Di Indonesia, karya klasik memiliki cukup tempat, meski tak sebanyak karya-karya populer kontemporer. Karya klasik yang dicetak ulang akan menemukan pembaca baru, terlebih bila penerbitannya kembali dikemas dengan lebih menarik, entah dari segi sampul, promosi, rekomendasi, dan sebagainya. Jadi, masih ada harapan bahwa buku-buku baik yang pernah saya baca akan bisa dibaca kembali oleh generasi pembaca hari ini maupun generasi berikutnya. Di sini saya akan memberikan rekomendasi sepuluh buku (atau serial) yang sekiranya akan berumur panjang, jika diberi kesempatan untuk dicetak kembali.

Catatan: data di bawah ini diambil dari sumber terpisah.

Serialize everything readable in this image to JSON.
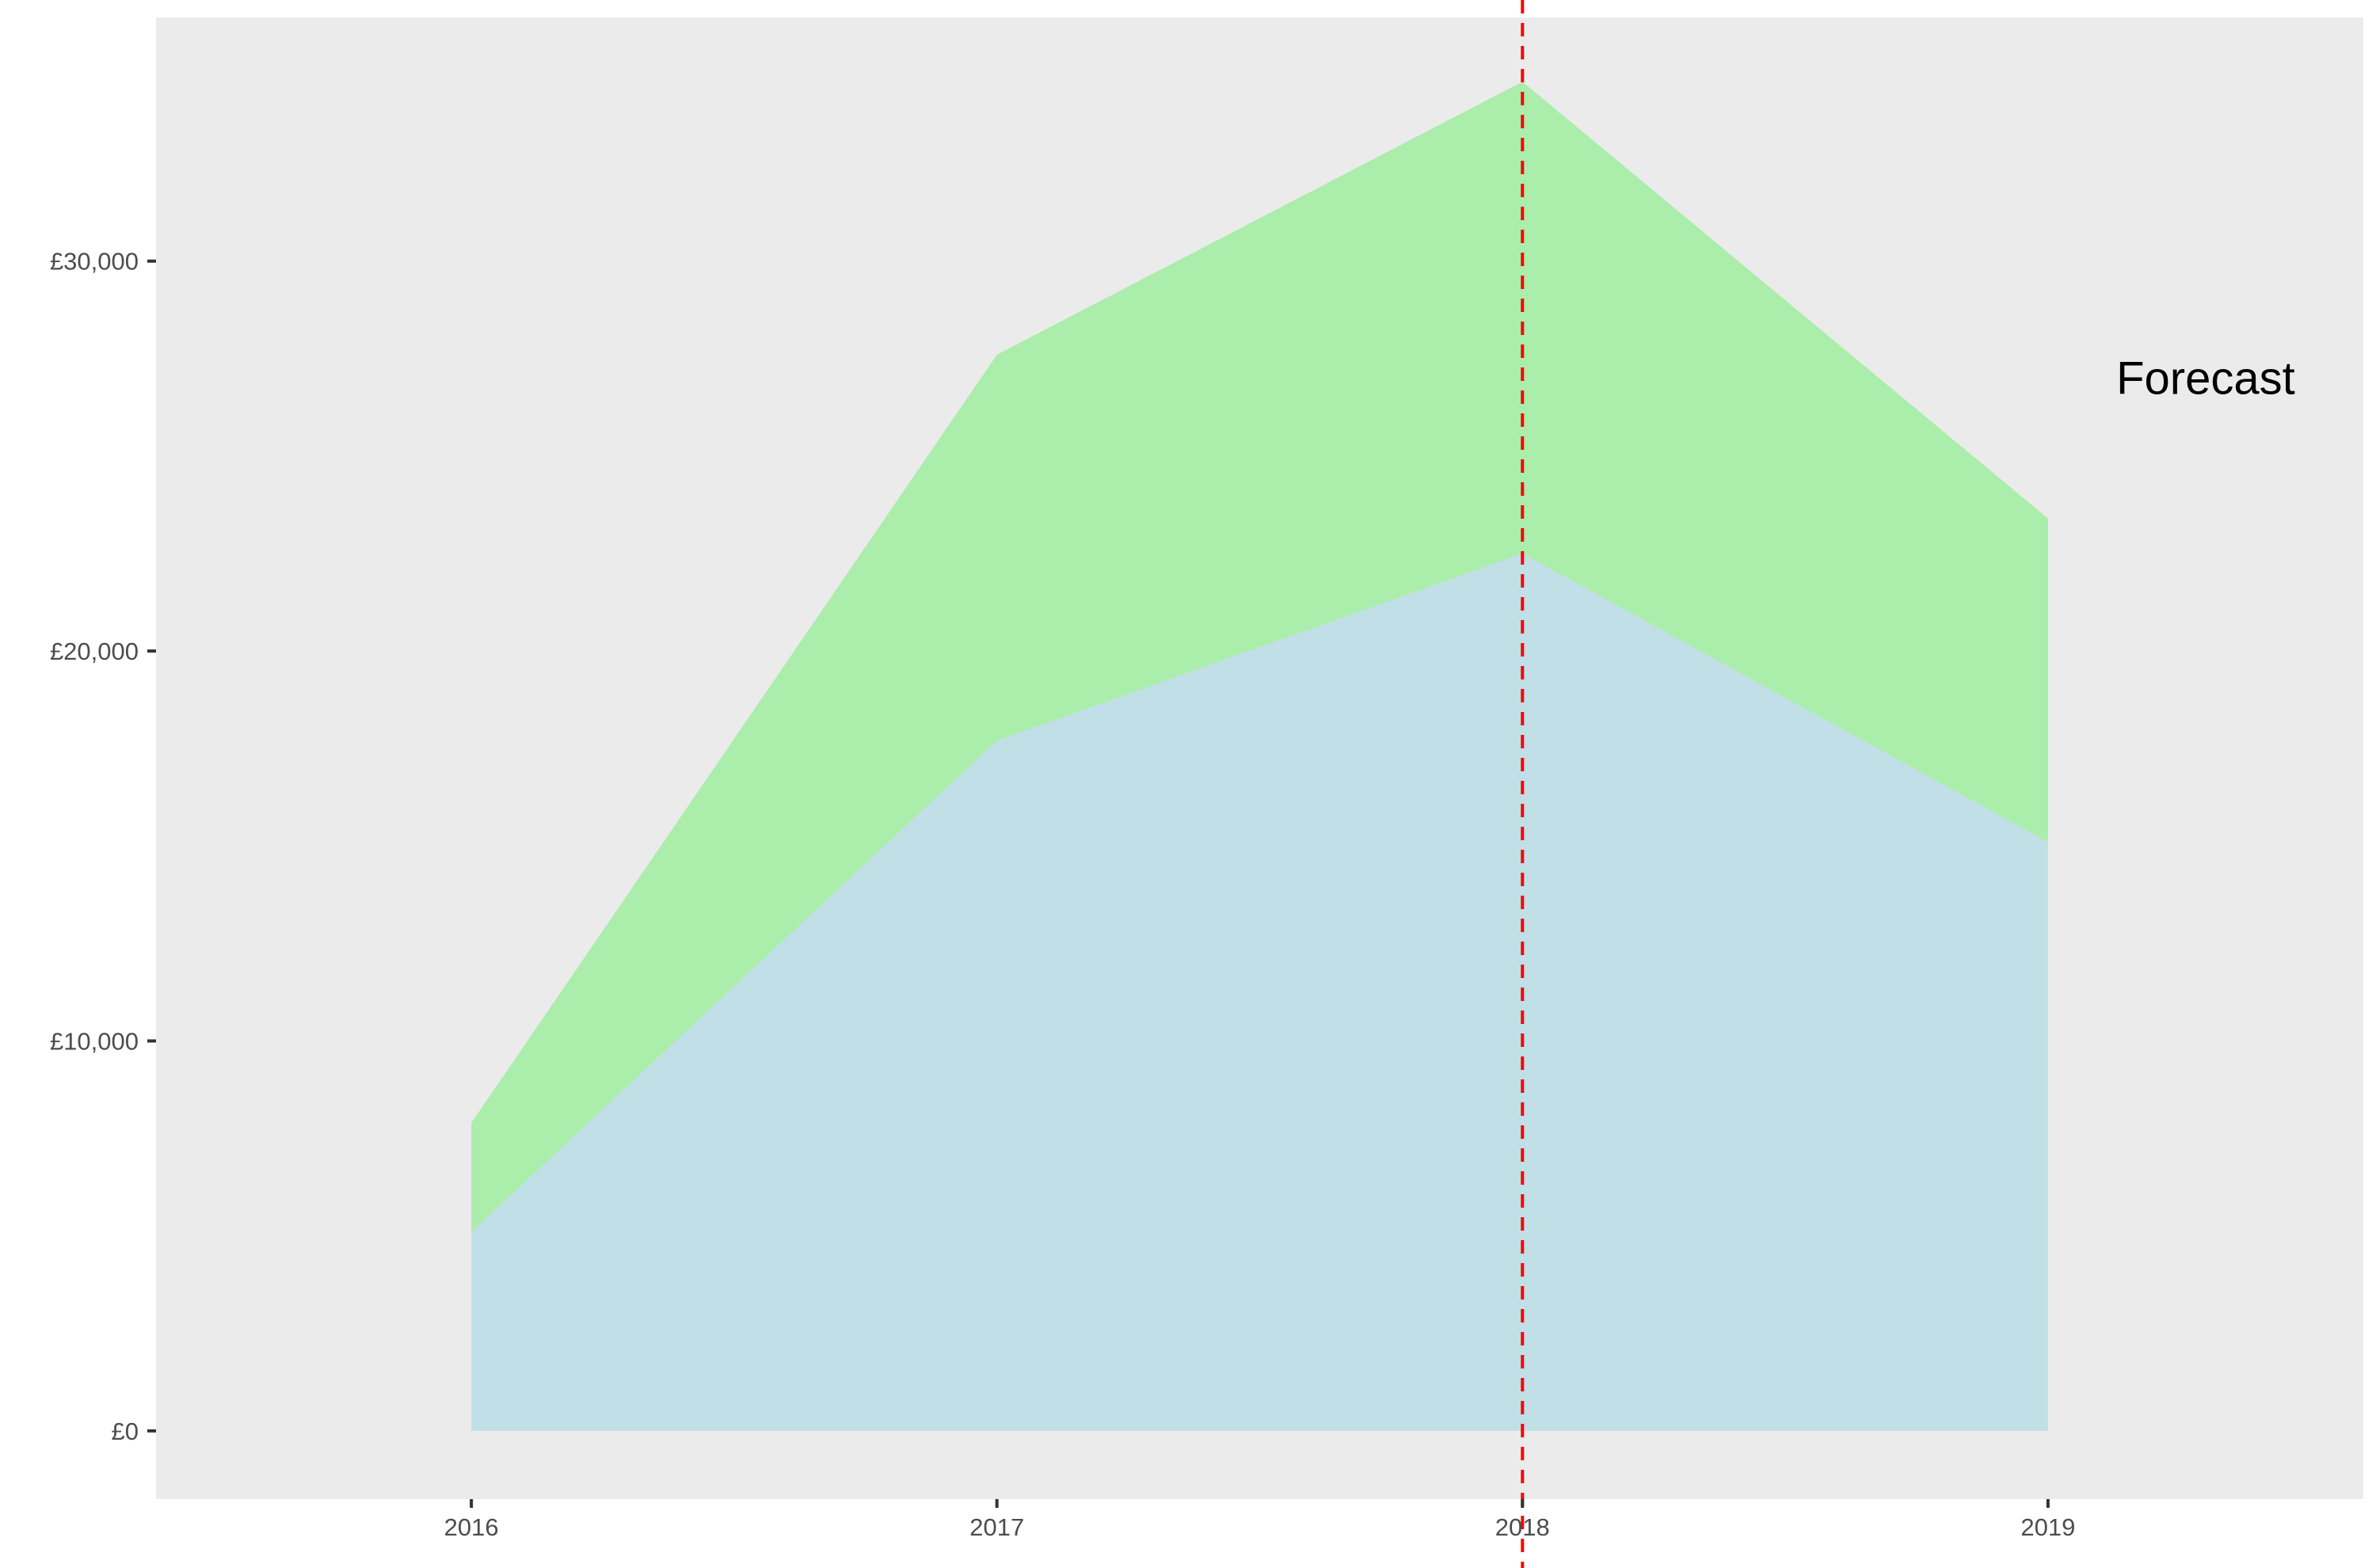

Awal abad ke-20 lalu, ada seorang penerbang asal Prancis yang juga penulis buku, bernama Antoine de Saint-Exupéry. Pada masa itu teknologi pesawat terbang dan navigasi masih terbatas, sehingga pesawat terjebak di awan tebal, jatuh di gurun, bahkan tersesat di pegunungan adalah risiko umum yang harus dihadapi. Profesinya sebagai pilot pesawat pos dan pesawat perang memungkinkannya melihat sesuatu hal dari sudut pandang yang berbeda. Di angkasa, saat dia terbang sendiri, terkadang dia merenung tentang betapa kecilnya dunia dilihat dari atas, betapa ragam geografi ternyata memiliki makna, termasuk kesadaran bahwa dirinya bisa sewaktu-waktu berpisah dari keluarganya untuk selamanya akibat profesinya itu. Pengalaman uniknya tersebut, ditambah bakat menulisnya, menghasilkan karya-karya indah yang, dalam era pesawat ruang angkasa hari ini, masih tetap relevan untuk dibaca. Sulit menyebutkan satu karyanya yang berkesan, karena masing-masing memiliki kisah dan kesannya sendiri. Namun, karena The Little Prince sudah cukup terkenal dan sudah sering dicetak ulang, maka saya akan menyebutkan Terre des Hommes, atau Bumi Manusia yang pernah diterbitkan di Indonesia pada tahun 2012. Buku yang dalam bahasa Inggris diterjemahkan menjadi Wind, Sand, and Stars ini adalah sejenis autobiografi, yang ditulis Exupéry berdasarkan pengalaman dan perenungannya saat menjadi penerbang. Diajaknya pembaca merasakan sensasi terbang dengan segala keindahan sekaligus bahayanya, yang mungkin bisa mengubah cara pandang kita saat menumpang pesawat terbang saat ini.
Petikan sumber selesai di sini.